New docs - guides and articles
What
Give attribution to authors in new docs articles
Context
We decided to publish all technical content in the docs instead of the blog, including:
- Tutorials (how-tos)
- Tech Overviews
- User Guides
- Admin Guides
We are willing to make any tech material as part of the documentation, as a single source of truth, including articles written by the community writers (in a new version of the program).
The GitLab Blog would be filled with non-technical content, much more related to marketing, culture, and announcements.
How to do it
That said, I think it's fair to give attribution to the author of the content, as a note at the end, or at the beginning of the text, together with the content type and required knowledge level.
Example:
> Type: tutorial
> Level: intermediary
> Author: [XXX XXX](link-to-gitlab-com-handle)
I had done something like that to the new GL Pages user guide:
> Type: user guide
> Level: beginner
But somehow it's not there anymore. It is very important to provide this simple piece of info to the reader, as it will tell them what kind of doc is that, and the level of knowledge required to follow along.
If we are publishing technical articles on the documentation instead of on the blog, that's great, but we need to stick with some standards (e.g. professional writing techniques), and distinguish a technical article, tutorial, or guide, from a user or an admin doc.
Why
- I don't think it's fair to publish an article without giving attribution to the author.
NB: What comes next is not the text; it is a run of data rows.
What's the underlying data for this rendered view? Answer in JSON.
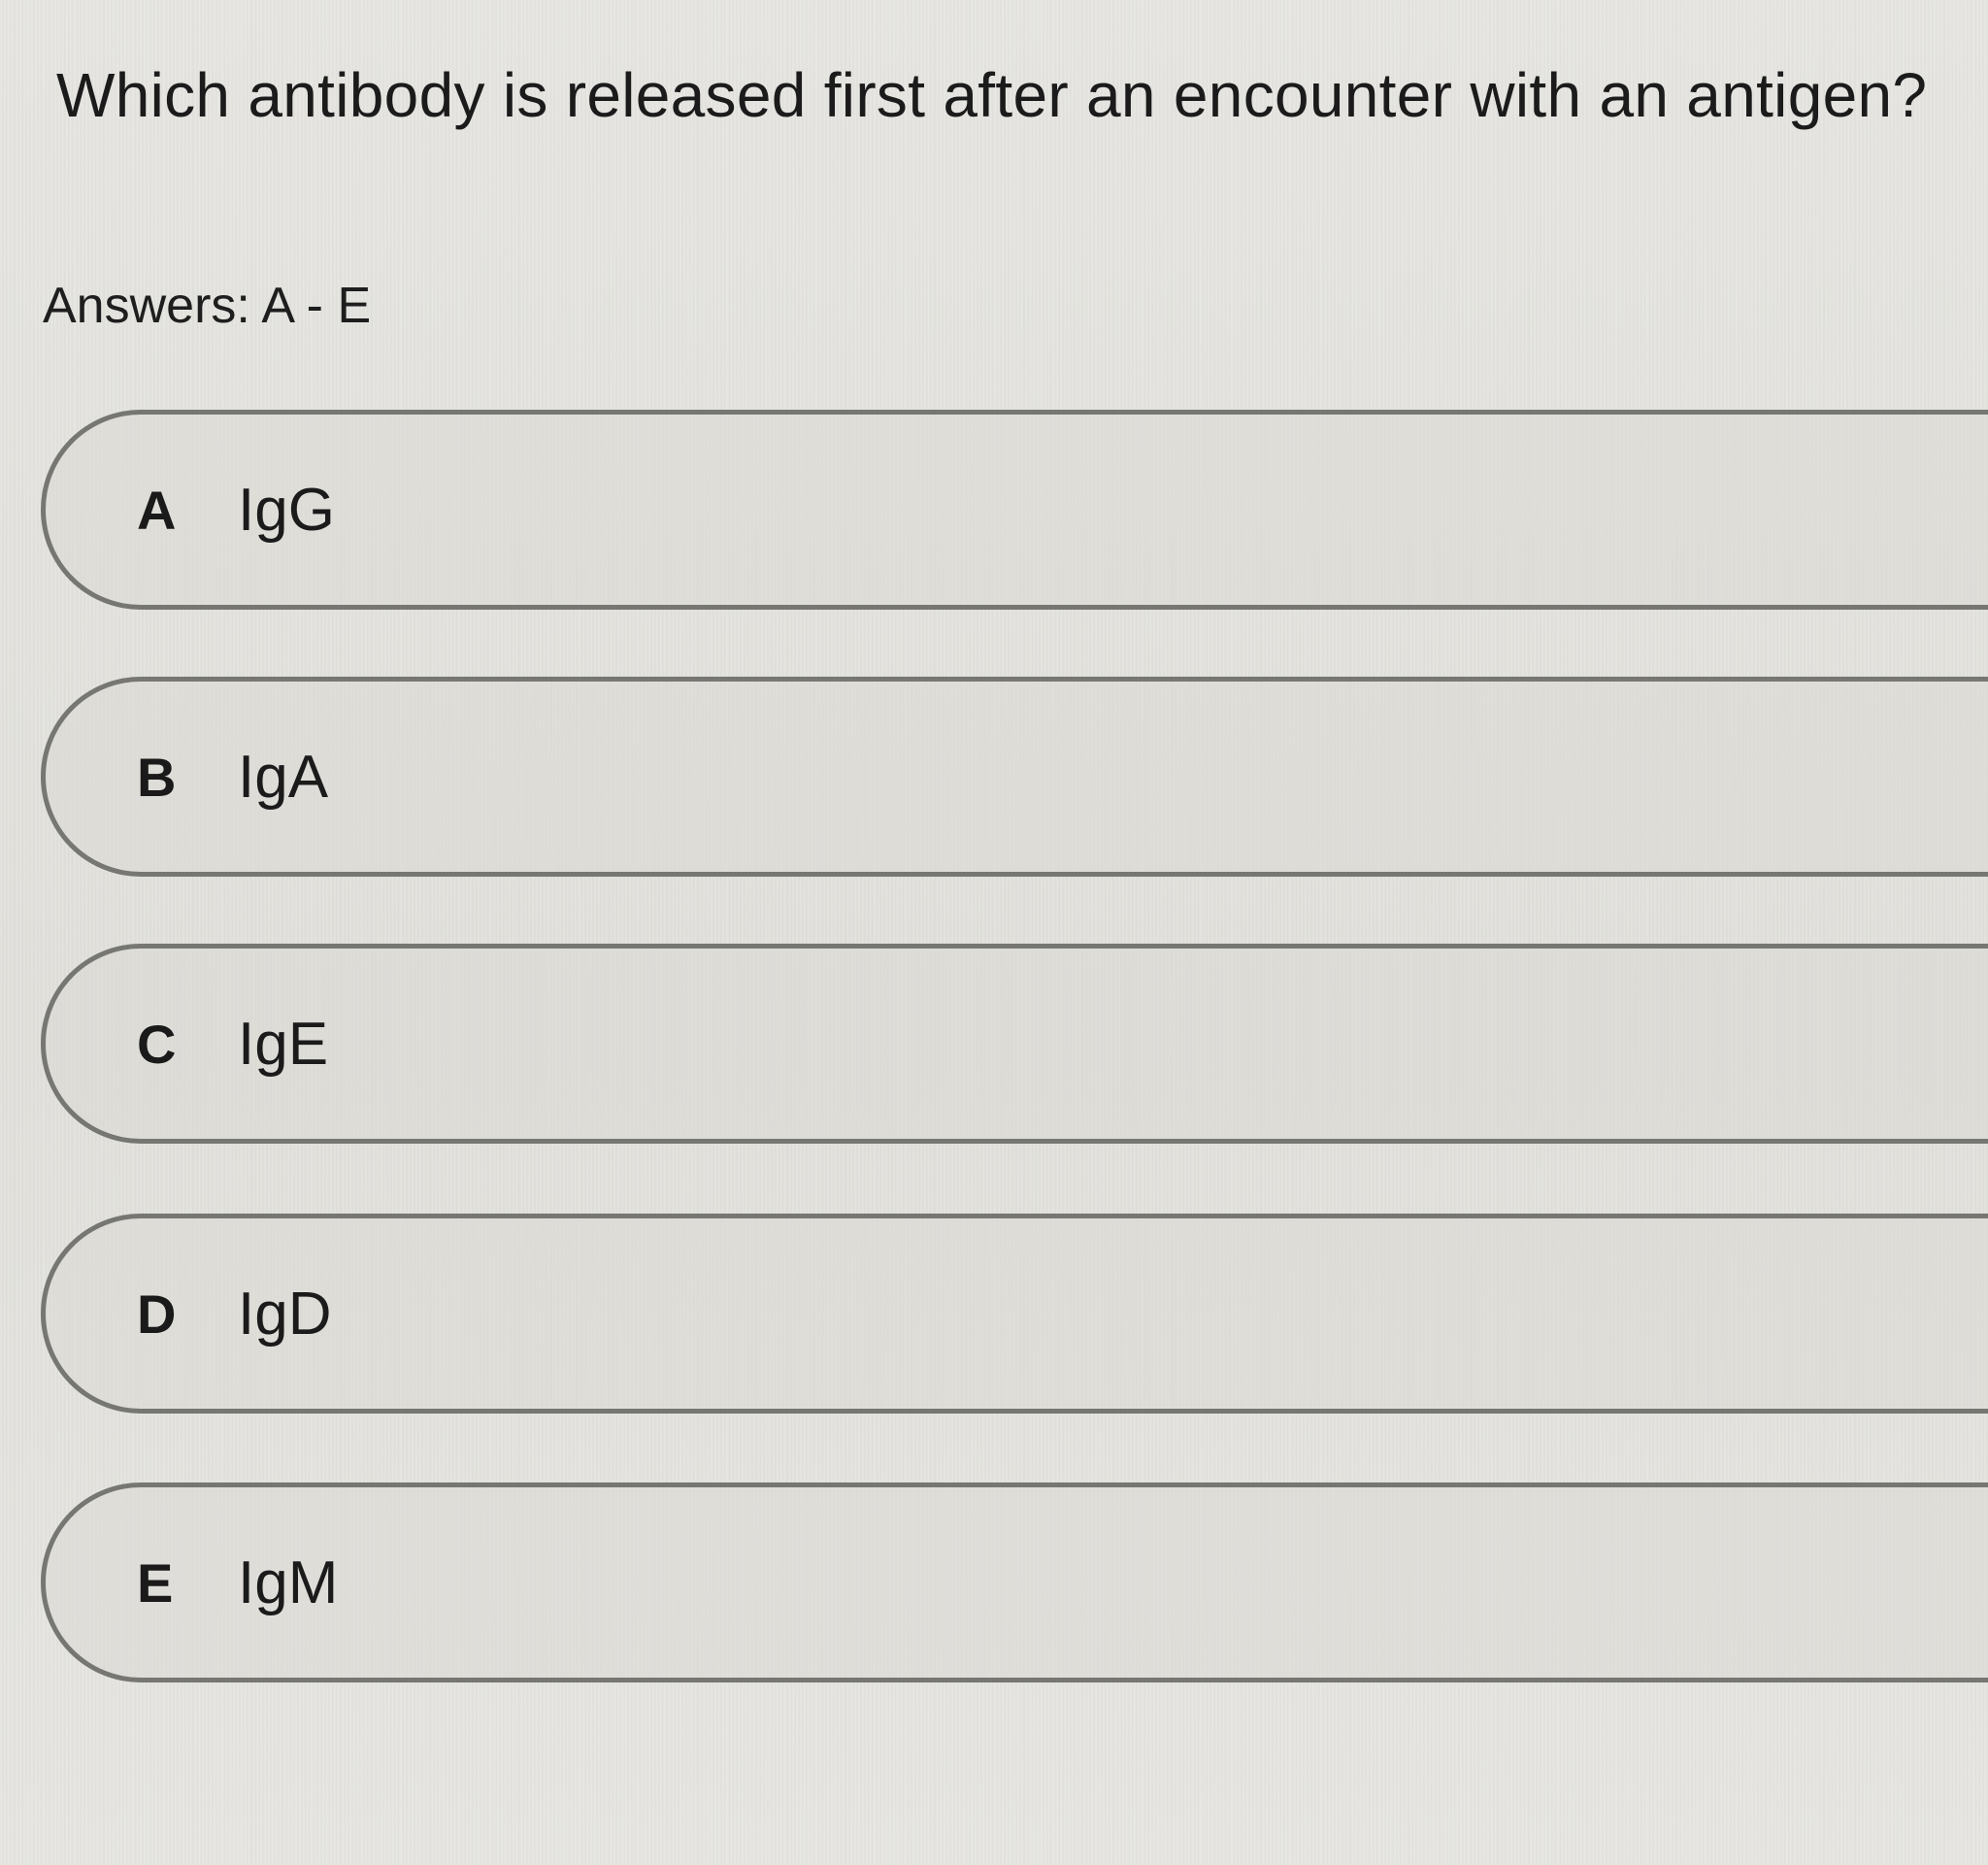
{
  "question": {
    "text": "Which antibody is released first after an encounter with an antigen?"
  },
  "answers_hint": "Answers: A - E",
  "options": [
    {
      "letter": "A",
      "label": "IgG"
    },
    {
      "letter": "B",
      "label": "IgA"
    },
    {
      "letter": "C",
      "label": "IgE"
    },
    {
      "letter": "D",
      "label": "IgD"
    },
    {
      "letter": "E",
      "label": "IgM"
    }
  ],
  "colors": {
    "background": "#e4e3de",
    "option_border": "#767673",
    "text": "#1b1b1b"
  }
}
I spoke to a few people and they raged to the perspective of having their content published without giving them attribution.
- As part of the community writers program, I don't think people will join the program to publish something that there's no attribution to them at all
- From a career point of view, it doesn't make sense to invest time on something that will not credit you for anything.
I know we had thought on publishing a blog post to promote the author, but it would take a lot more time than simply attributing the author on the article itself. Also, a blog post gets behind in a week or so. Just imagine how would you put your article in a portfolio: would we need to link to the doc we wrote and to a blog post that says we wrote it? Sounds weird to me.
Once the doc is published, we can promote the new doc article on social media, as we do for blog posts.